Sardasht emblemised Iran’s predicament. The Islamic revolution of 1979 bought the country few friends. With the hostage taking in the US embassy, pent up anger over Washington’s unwavering support for the Shah’s repressive regime exploded into the open. The new leadership also refused rapprochement to the Soviet Union. Meanwhile it called for Islamic uprisings against the corrupt, autocratic leaders in the Gulf and beyond. When Iraq invaded its neighbour, Saddam Hussein presented himself as the bulwark against Persian territorial designs and Islamic revolutionary fervour. Although the United States and the USSR found themselves on the same side of the war; having lost a major regional ally, Washington nevertheless sought to pry Iraq away from the Soviet sphere of influence. The tide soon turned against Iraq, but the international community could not afford to let it lose the war. Such geostrategic calculations were to clash with international law.

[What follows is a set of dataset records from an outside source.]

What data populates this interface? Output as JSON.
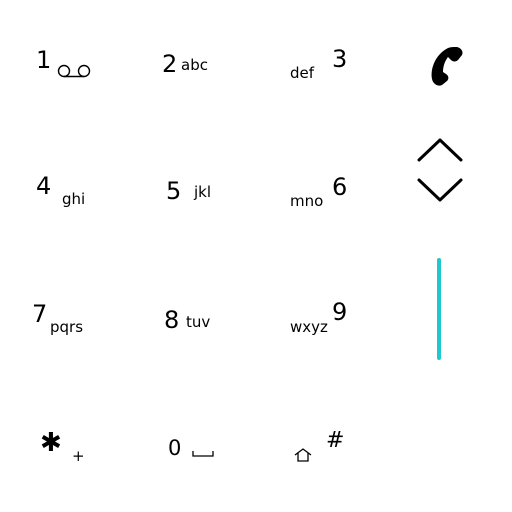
{
  "keypad": {
    "keys": [
      {
        "digit": "1",
        "letters": "",
        "icon": "voicemail-icon"
      },
      {
        "digit": "2",
        "letters": "abc"
      },
      {
        "digit": "3",
        "letters": "def"
      },
      {
        "digit": "4",
        "letters": "ghi"
      },
      {
        "digit": "5",
        "letters": "jkl"
      },
      {
        "digit": "6",
        "letters": "mno"
      },
      {
        "digit": "7",
        "letters": "pqrs"
      },
      {
        "digit": "8",
        "letters": "tuv"
      },
      {
        "digit": "9",
        "letters": "wxyz"
      },
      {
        "digit": "✱",
        "letters": "+"
      },
      {
        "digit": "0",
        "letters": "",
        "icon": "space-icon"
      },
      {
        "digit": "#",
        "letters": "",
        "icon": "home-icon"
      }
    ]
  },
  "side_panel": {
    "call_icon": "phone-call-icon",
    "scroll_up_icon": "chevron-up-icon",
    "scroll_down_icon": "chevron-down-icon",
    "accent_color": "#1ec8cc"
  }
}
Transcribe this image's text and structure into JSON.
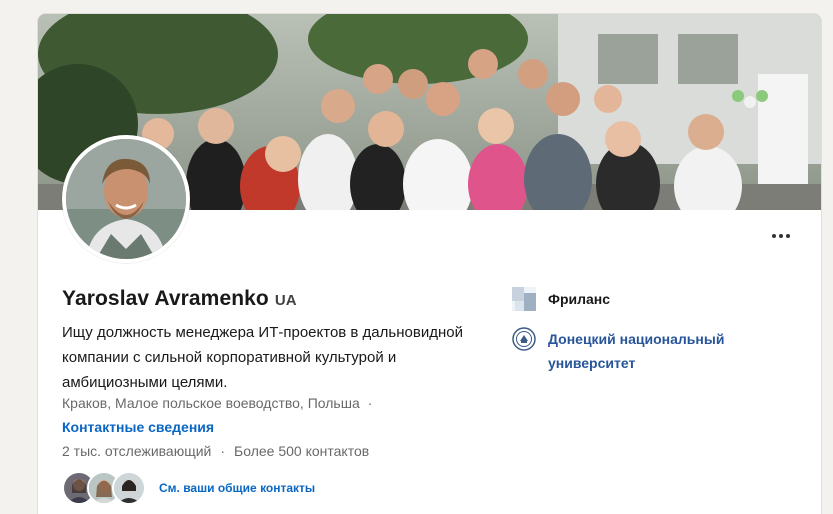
{
  "profile": {
    "name": "Yaroslav Avramenko",
    "pronoun_badge": "UA",
    "headline": "Ищу должность менеджера ИТ-проектов в дальновидной компании с сильной корпоративной культурой и амбициозными целями.",
    "location": "Краков, Малое польское воеводство, Польша",
    "location_separator": "·",
    "contact_info_label": "Контактные сведения",
    "followers": "2 тыс. отслеживающий",
    "stats_separator": "·",
    "connections": "Более 500 контактов",
    "mutual_link": "См. ваши общие контакты"
  },
  "sidebar": {
    "current_company": "Фриланс",
    "education": "Донецкий национальный университет"
  },
  "icons": {
    "more": "more-dots-icon",
    "company_logo": "company-logo-icon",
    "university_logo": "university-seal-icon"
  },
  "colors": {
    "link_blue": "#0a66c2",
    "university_blue": "#28559a",
    "page_bg": "#f3f2ef"
  }
}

When Saddam Hussein ordered the first chemical attacks, he breached the 1925 Geneva Protocol. Both Iran and Iraq had been party to the agreement for many decades. To Iraq, CW were a force multiplier that arrested the incessant Iranian human wave attacks when it was about to lose the war. National governments expressed their outrage, but the UN Security Council, while condemning the chemical attacks, never specified Iraq as the perpetrator for the duration of the war with Iran.

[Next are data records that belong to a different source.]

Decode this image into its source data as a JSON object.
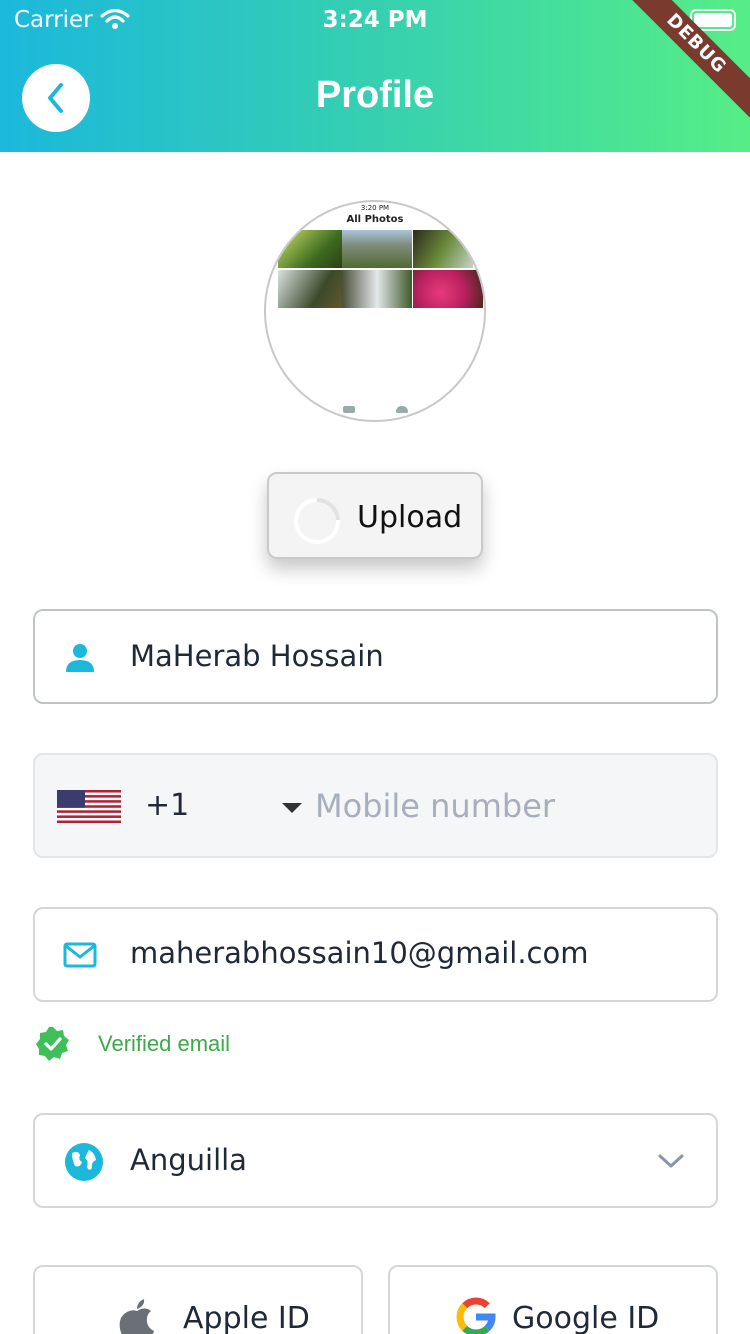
{
  "status_bar": {
    "carrier": "Carrier",
    "time": "3:24 PM"
  },
  "header": {
    "title": "Profile",
    "debug_badge": "DEBUG"
  },
  "avatar_preview": {
    "time": "3:20 PM",
    "title": "All Photos"
  },
  "upload": {
    "label": "Upload"
  },
  "name_field": {
    "value": "MaHerab Hossain",
    "icon": "person-icon"
  },
  "phone_field": {
    "dial_code": "+1",
    "country_flag": "us-flag-icon",
    "placeholder": "Mobile number",
    "value": ""
  },
  "email_field": {
    "value": "maherabhossain10@gmail.com",
    "icon": "mail-icon"
  },
  "verification": {
    "label": "Verified email",
    "color": "#3aaa4a"
  },
  "country_field": {
    "value": "Anguilla",
    "icon": "globe-icon"
  },
  "social": {
    "apple_label": "Apple ID",
    "google_label": "Google ID"
  },
  "colors": {
    "accent": "#1bb8dc",
    "gradient_end": "#55ee86",
    "debug_ribbon": "#7a3b2e"
  }
}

Countries adopted national sanctions and restricted access to certain chemical warfare agents and their precursors, but, absent a specific designation of responsibility under international law, applied them to both belligerents. The Geneva Protocol did not deny Iran the right to retaliate in kind, but international ‘evenhandedness’ certainly precluded it from achieving a CW capacity before the war’s end. The international stance had its moral merit. This, however, did not apply to the refusal to assist Iran with defensive countermeasures, including gasmasks, decontamination equipment, other types of individual and collective protection or prophylaxis. In 1985–86 an Iranian delegate to the Conference on Disarmament in Geneva even had to travel to several European countries (including Spain) to procure active charcoal in order to develop chemical warfare defences in Iran. (I have detailed Iran’s defensive and offensive CW efforts in a study published by the Swedish Defence Research Agency in December 2003.) Often the Iranians were conned, leaving no option for the country to start developing its indigenous capacities—for CW defence as well as offense.

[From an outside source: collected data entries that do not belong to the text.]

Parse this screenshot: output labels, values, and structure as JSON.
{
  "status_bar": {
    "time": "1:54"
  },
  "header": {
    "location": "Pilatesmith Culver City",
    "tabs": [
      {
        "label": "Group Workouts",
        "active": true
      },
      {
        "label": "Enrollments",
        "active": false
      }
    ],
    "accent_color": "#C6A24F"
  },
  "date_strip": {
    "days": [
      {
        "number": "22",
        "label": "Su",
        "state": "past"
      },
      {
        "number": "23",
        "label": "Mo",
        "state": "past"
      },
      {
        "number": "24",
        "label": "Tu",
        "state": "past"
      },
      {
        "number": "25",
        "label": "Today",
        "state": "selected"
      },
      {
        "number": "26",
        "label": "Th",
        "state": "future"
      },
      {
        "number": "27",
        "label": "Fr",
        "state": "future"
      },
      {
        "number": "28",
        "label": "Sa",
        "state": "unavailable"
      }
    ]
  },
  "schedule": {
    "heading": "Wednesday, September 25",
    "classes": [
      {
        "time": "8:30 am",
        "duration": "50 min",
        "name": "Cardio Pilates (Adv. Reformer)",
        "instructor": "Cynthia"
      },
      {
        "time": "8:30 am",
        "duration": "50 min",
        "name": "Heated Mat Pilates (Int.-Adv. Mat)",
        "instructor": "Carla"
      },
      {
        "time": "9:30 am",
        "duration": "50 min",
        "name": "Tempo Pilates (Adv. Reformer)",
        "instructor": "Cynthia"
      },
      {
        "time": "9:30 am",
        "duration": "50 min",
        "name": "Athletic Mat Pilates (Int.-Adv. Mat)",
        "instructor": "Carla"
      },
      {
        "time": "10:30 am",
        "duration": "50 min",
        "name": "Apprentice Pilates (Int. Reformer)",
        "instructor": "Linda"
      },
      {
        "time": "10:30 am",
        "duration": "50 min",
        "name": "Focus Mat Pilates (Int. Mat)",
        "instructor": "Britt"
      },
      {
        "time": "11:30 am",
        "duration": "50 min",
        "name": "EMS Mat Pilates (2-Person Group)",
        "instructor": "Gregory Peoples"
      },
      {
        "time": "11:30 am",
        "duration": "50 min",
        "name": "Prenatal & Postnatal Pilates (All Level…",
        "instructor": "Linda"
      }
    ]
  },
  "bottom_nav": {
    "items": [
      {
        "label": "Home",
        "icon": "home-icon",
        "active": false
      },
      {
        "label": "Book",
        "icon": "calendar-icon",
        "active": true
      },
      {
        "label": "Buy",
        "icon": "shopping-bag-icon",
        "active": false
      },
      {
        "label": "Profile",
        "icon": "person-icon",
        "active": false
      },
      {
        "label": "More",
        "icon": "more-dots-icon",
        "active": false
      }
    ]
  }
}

Just like Trotsky concluded after Russia’s capitulation to Germany in 1917, those experiences convinced Iran of the need to overcome technological backwardness in order to survive. They also taught the country that international law does not guarantee international justice, and it harbours deep misgivings about international promises for assistance. Adding insult to injury, from 1989 onwards US officials indicated several times that Iran rather than Iraq had gassed Halabja, a claim so preposterous that its motive remains a mystery to me until today. Self-sufficiency, self-reliance, autarky in all security-related matters drives today’s political leadership. Most Iranian politicians of all persuasions, as well as much of the population, belong to the generation that grew up on the battlefields of the Iran-Iraq war. War is therefore not necessarily a state of affairs they will seek to avoid in the pursuit of national interests. Nor do international confrontation or the threat of war particularly frighten them. Layer upon layer of fresh economic and political sanctions only confirm convictions that had eight long years to take root in the blood-soaked trenches along the Iran-Iraq border.
Halabja therefore also symbolises the long-term fallacy of short-term interests. It is the one lesson the world does not seem to have learned.